ここからいよいよクライマックスです。よどみ点が後端にずれて動いていくということは、その周りの空気も同じように動いていくということです。決してよどみ点だけが動くわけではありません。するとどうなるでしょう。翼のまわりの空気が時計回りに回転していく様子が想像できるでしょうか(fig.10)。
これが循環です。循環の大きさは翼の迎え角やその形状によって一意に定まります。よって揚力の特性を決定する重要なファクターとなります。そしてこの特性を表したのが揚力係数 になります。
まとめ
最後の循環発生のメカニズムはドイツの物理学者プラントルによって研究された境界層理論やハンガリーの航空工学者カルマンによって研究された渦理論などが精緻な説明を与えるようです。そして歴史的にはこの後のプラントルの揚力線理論(1918年)をもって揚力の理論が完成したとされています。これは今からおよそ100年前のことです。
では理論研究はいつ頃から始まったのでしょうか。はっきりいつからと断定するのは難しいですが、ここに登場する理論でもっとも古いのはベルヌーイの定理で1738年のことです。ここを理論研究の出発点とすれば、揚力理論が完成するまでにおよそ180年の歳月が費やされています。要するに飛行機が空を飛ぶ仕組みを理解するとは、流体力学屋が180年かけて積み上げてきた成果を理解するということに等しいのです。軽々しく飛行機はこうやって飛ぶんだよと言えない気持ちになってきます。
先程ちらっと述べたプラントルの揚力線理論は少し勉強しましたが、これも目から鱗でとても面白かったです。この記事に書いたのは翼を断面で見たいわば2次元の翼理論でしたが、プラントルの揚力線理論は3次元の翼理論ですので現実の空気の流れを立体的に把握でき理解がより深まります。また気が向いたらこの辺の記事も書いていきたいと思っています。

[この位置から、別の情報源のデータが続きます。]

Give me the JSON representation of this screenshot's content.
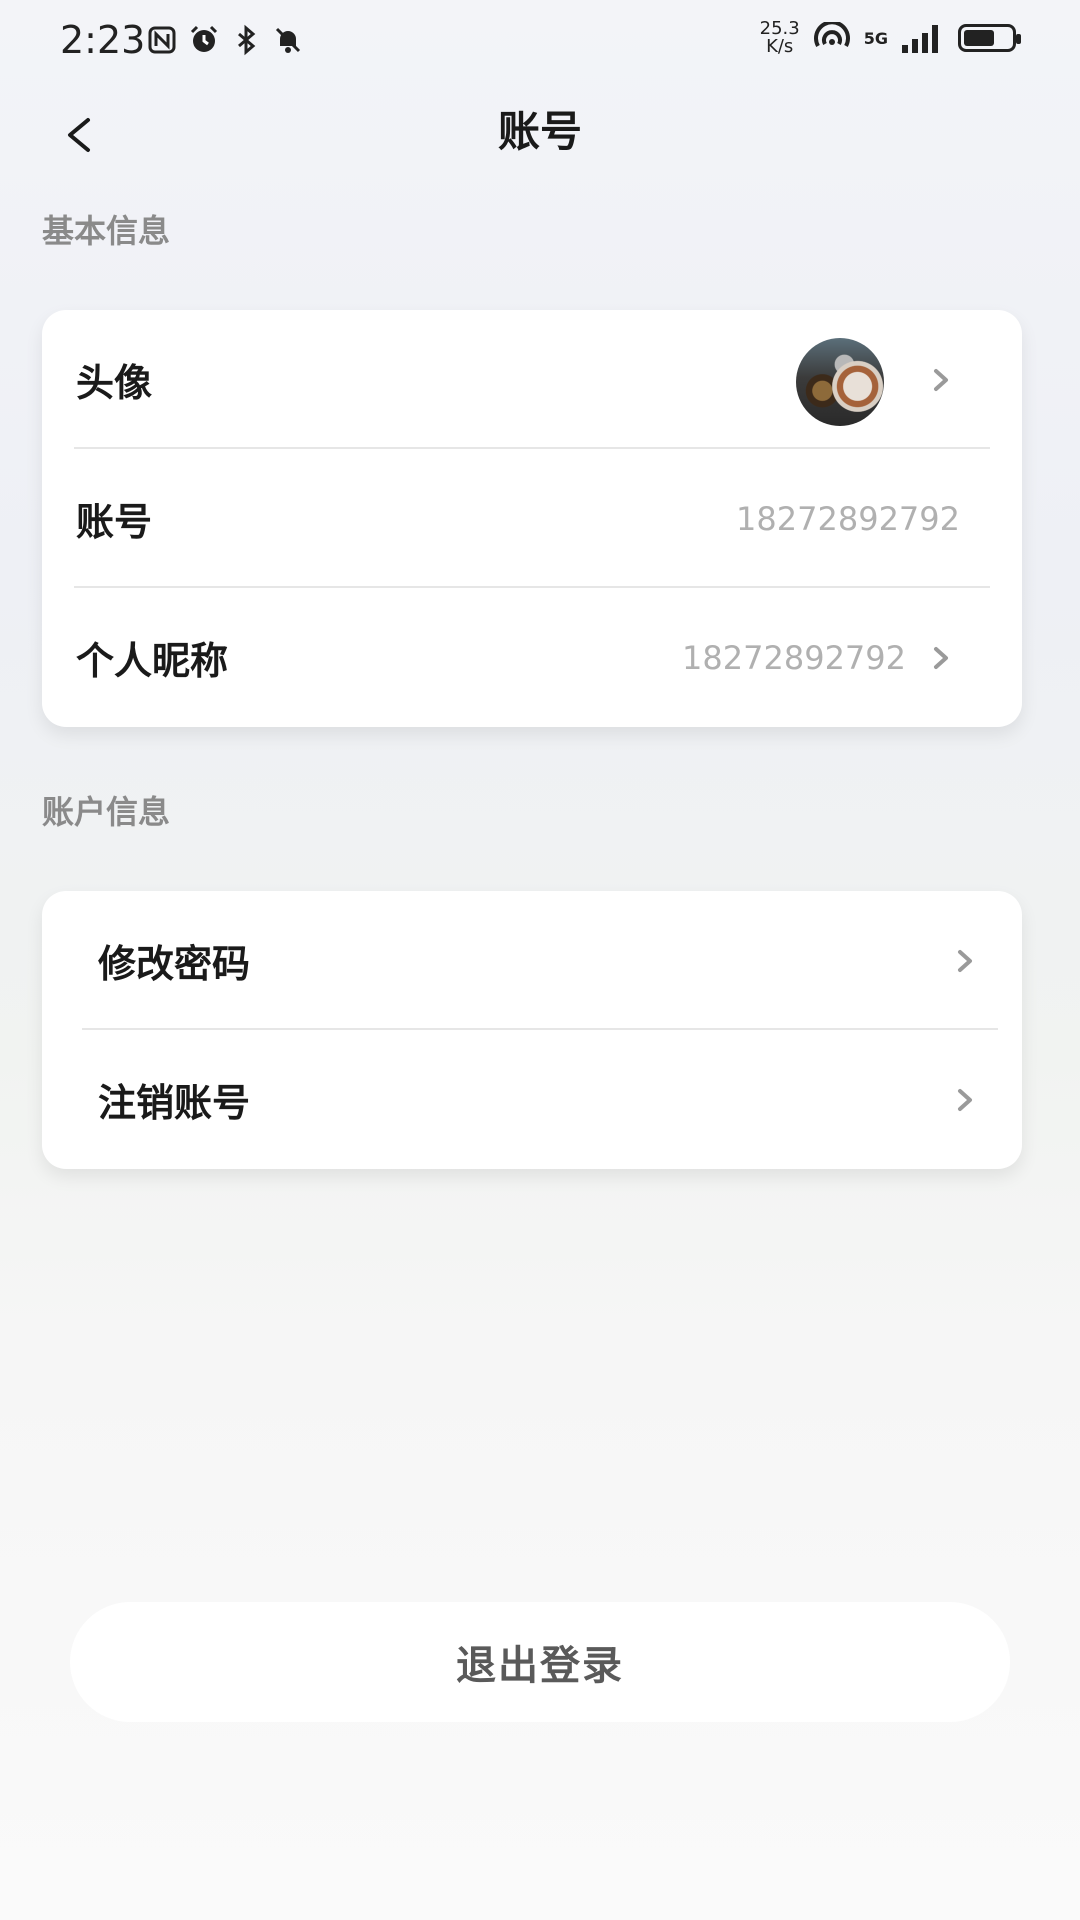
{
  "status_bar": {
    "time": "2:23",
    "net_speed_value": "25.3",
    "net_speed_unit": "K/s",
    "network": "5G",
    "battery_level": 0.65
  },
  "nav": {
    "title": "账号"
  },
  "basic_info": {
    "section_label": "基本信息",
    "avatar_label": "头像",
    "account_label": "账号",
    "account_value": "18272892792",
    "nickname_label": "个人昵称",
    "nickname_value": "18272892792"
  },
  "account_info": {
    "section_label": "账户信息",
    "change_password_label": "修改密码",
    "delete_account_label": "注销账号"
  },
  "logout": {
    "label": "退出登录"
  }
}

私のような素人がこんな偉そうに流体力学を語っていいものかと少し迷いましたが、素人でも発信できるのがインターネットの世界の良いところという気持ちで書いてしまいました。もともと自分の頭の整理のつもりでアウトプットしていましたが、私と同じような疑問を抱きウェブ上を彷徨っている誰かの助けになれば幸いです。
*1:FNの高校物理 fnorio.com
*2:誤った理論として認知されてつつある等時間通過説では、ここで上下の非対称を根拠に流速の違いが生まれるという解釈を与えます。等時間通過説については以下のページをご参照ください。 m-riron.sakura.ne.jp
*7:Plane Crash: The Forensics of Aviation Disasters - George Bibel, Robert Hedges - Google ブックス
*10:George Bibel, Captain Robert Hedges (2018) Plane crash The forensics of aviation disasters p.11 https://www.boeing.jp/%E3%83%92%E3%82%B7%E3%83%8D%E3%82%B9%E9%83%A8%E9%96%80-%E7%B4%B9%E4%BB%8B/%E3%83%9B%E3%83%BC%E3%82%A4%E3%83%B3%E3%82%AF%E6%B0%91%E9%96%93%E8%88%AA%E7%A9%BA%E6%A9%9F%E9%83%A8%E9%96%80/747%E5%9E%8B%E3%81%AE%E6%A6%82%E8%A6%81/747%E5%9E%8B%E6%A9%9F%E6%83%85%E5%A0%B1.page
*11:注:厳密な説明をすれば尖った角を回り込む流れは、その角の近傍付近において理論上無限大の流速を得るため、ベルヌーイの定理によって圧力は無限大に低下する。よって角の後ろ側がというよりは角付近が極度に低圧となる。